Configure S3 to send ObjectCreate notifications to the SNS topic:

  1. Go to S3 > Buckets and select your CloudTrail log bucket
  2. Go to Properties > Event notifications
  3. Click Create event notification
  4. Fill out the details:

Event name: RlmCloudTrailToSnsEvents
Check All object create events
Destination: SNS Topic
Select rlm-cloudtrail-notifications-topic from the dropdown

  1. Click Save changes

Step 2: Create SQS Queue

Follow the same steps as Step 1 in Option 1 above to create a queue named rlm-cloudtrail-notifications and copy its ARN.

Step 3: Create IAM Policy

Follow the same steps as Step 2 in Option 1 above to create the rlm-cloudtrail-read policy.

Step 4: Create IAM User

Follow the same steps as Step 3 in Option 1 above. Save the IAM user ARN, Access Key, and Secret access key.
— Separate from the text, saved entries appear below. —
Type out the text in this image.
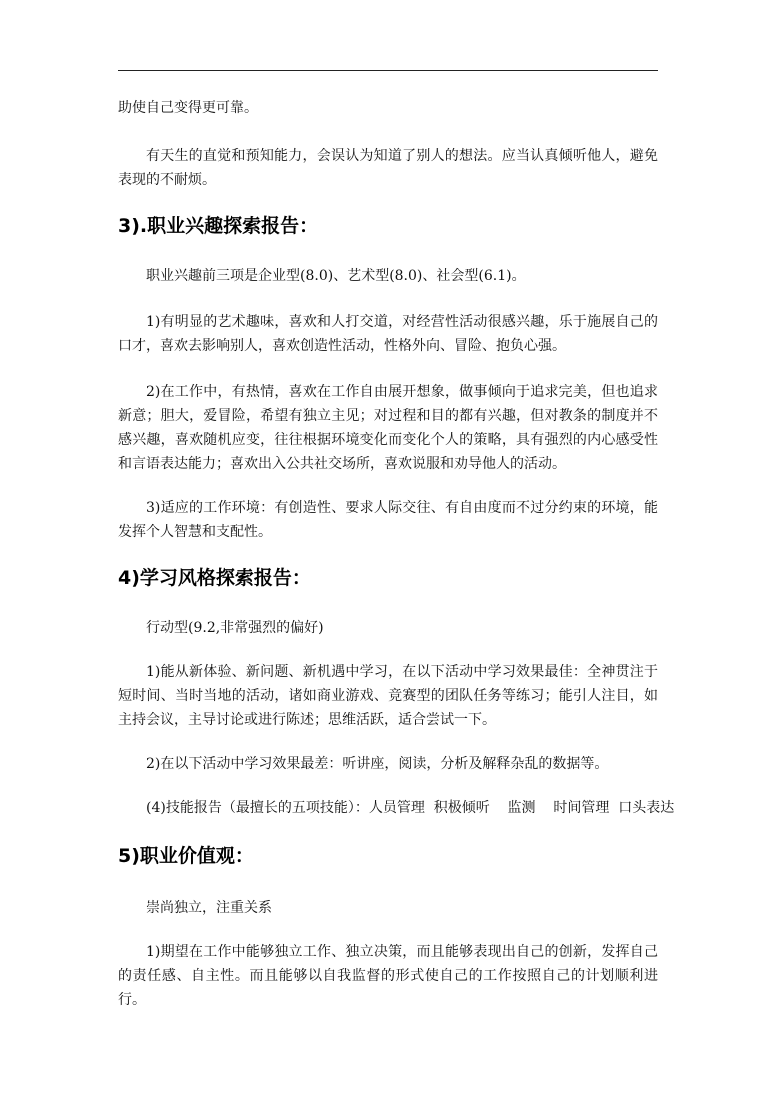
助使自己变得更可靠。

有天生的直觉和预知能力，会误认为知道了别人的想法。应当认真倾听他人，避免表现的不耐烦。

3).职业兴趣探索报告：

职业兴趣前三项是企业型(8.0)、艺术型(8.0)、社会型(6.1)。

1)有明显的艺术趣味，喜欢和人打交道，对经营性活动很感兴趣，乐于施展自己的口才，喜欢去影响别人，喜欢创造性活动，性格外向、冒险、抱负心强。

2)在工作中，有热情，喜欢在工作自由展开想象，做事倾向于追求完美，但也追求新意；胆大，爱冒险，希望有独立主见；对过程和目的都有兴趣，但对教条的制度并不感兴趣，喜欢随机应变，往往根据环境变化而变化个人的策略，具有强烈的内心感受性和言语表达能力；喜欢出入公共社交场所，喜欢说服和劝导他人的活动。

3)适应的工作环境：有创造性、要求人际交往、有自由度而不过分约束的环境，能发挥个人智慧和支配性。

4)学习风格探索报告：

行动型(9.2,非常强烈的偏好)

1)能从新体验、新问题、新机遇中学习，在以下活动中学习效果最佳：全神贯注于短时间、当时当地的活动，诸如商业游戏、竞赛型的团队任务等练习；能引人注目，如主持会议，主导讨论或进行陈述；思维活跃，适合尝试一下。

2)在以下活动中学习效果最差：听讲座，阅读，分析及解释杂乱的数据等。

(4)技能报告（最擅长的五项技能）：人员管理  积极倾听    监测    时间管理  口头表达

5)职业价值观：

崇尚独立，注重关系

1)期望在工作中能够独立工作、独立决策，而且能够表现出自己的创新，发挥自己的责任感、自主性。而且能够以自我监督的形式使自己的工作按照自己的计划顺利进行。
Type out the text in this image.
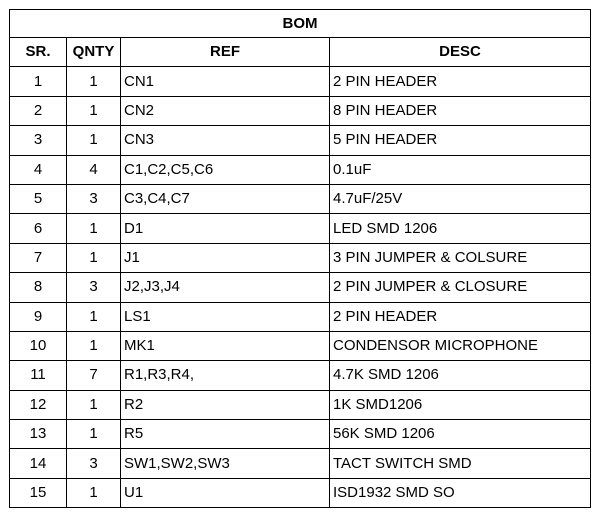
BOM			
SR.	QNTY	REF	DESC
1	1	CN1	2 PIN HEADER
2	1	CN2	8 PIN HEADER
3	1	CN3	5 PIN HEADER
4	4	C1,C2,C5,C6	0.1uF
5	3	C3,C4,C7	4.7uF/25V
6	1	D1	LED SMD 1206
7	1	J1	3 PIN JUMPER & COLSURE
8	3	J2,J3,J4	2 PIN JUMPER & CLOSURE
9	1	LS1	2 PIN HEADER
10	1	MK1	CONDENSOR MICROPHONE
11	7	R1,R3,R4,	4.7K SMD 1206
12	1	R2	1K SMD1206
13	1	R5	56K SMD 1206
14	3	SW1,SW2,SW3	TACT SWITCH SMD
15	1	U1	ISD1932 SMD SO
Step 5: Update SQS Access Policy

The SQS queue policy must allow the SNS topic to publish messages to the queue and allow the IAM user to read from it.

  1. Go to SQS > Queues
  2. Select the rlm-cloudtrail-notifications queue
  3. Go to Queue policies and click Edit
  4. Replace the policy JSON with the following, substituting <sqs_queue_arn> with the SQS queue ARN, <sns_topic_arn> with the SNS topic ARN from Step 1, and <iam_user_arn> with the IAM user ARN from Step 4
json
{
  "Version": "2012-10-17",
  "Id": "__default_policy_ID",
  "Statement": [
    {
      "Sid": "AllowSNSPublish",
      "Effect": "Allow",
      "Principal": {
        "Service": "sns.amazonaws.com"
      },
      "Action": "sqs:SendMessage",
      "Resource": "<sqs_queue_arn>",
      "Condition": {
        "ArnEquals": {
          "aws:SourceArn": "<sns_topic_arn>"
        }
      }
    },
    {
      "Sid": "AllowRealmUser",
      "Effect": "Allow",
      "Principal": {
        "AWS": "<iam_user_arn>"
      },
      "Action": [
        "sqs:ChangeMessageVisibility",
        "sqs:DeleteMessage",
        "sqs:ReceiveMessage"
      ],
      "Resource": "<sqs_queue_arn>"
    }
  ]
}
  1. Click Save

Step 6: Subscribe SQS Queue to SNS Topic

  1. Go to SNS > Topics
  2. Select the SNS topic from Step 1
  3. Click Create subscription
  4. Fill out the details:

Protocol: Amazon SQS
Endpoint: <sqs_queue_arn>

  1. Click Create subscription

The subscription will be automatically confirmed since both resources are in the same AWS account.

Step 7: Configure the Input Feed in Realm

Follow the same steps as Step 6 in Option 1 above, using the Access Key and Secret access key from Step 4.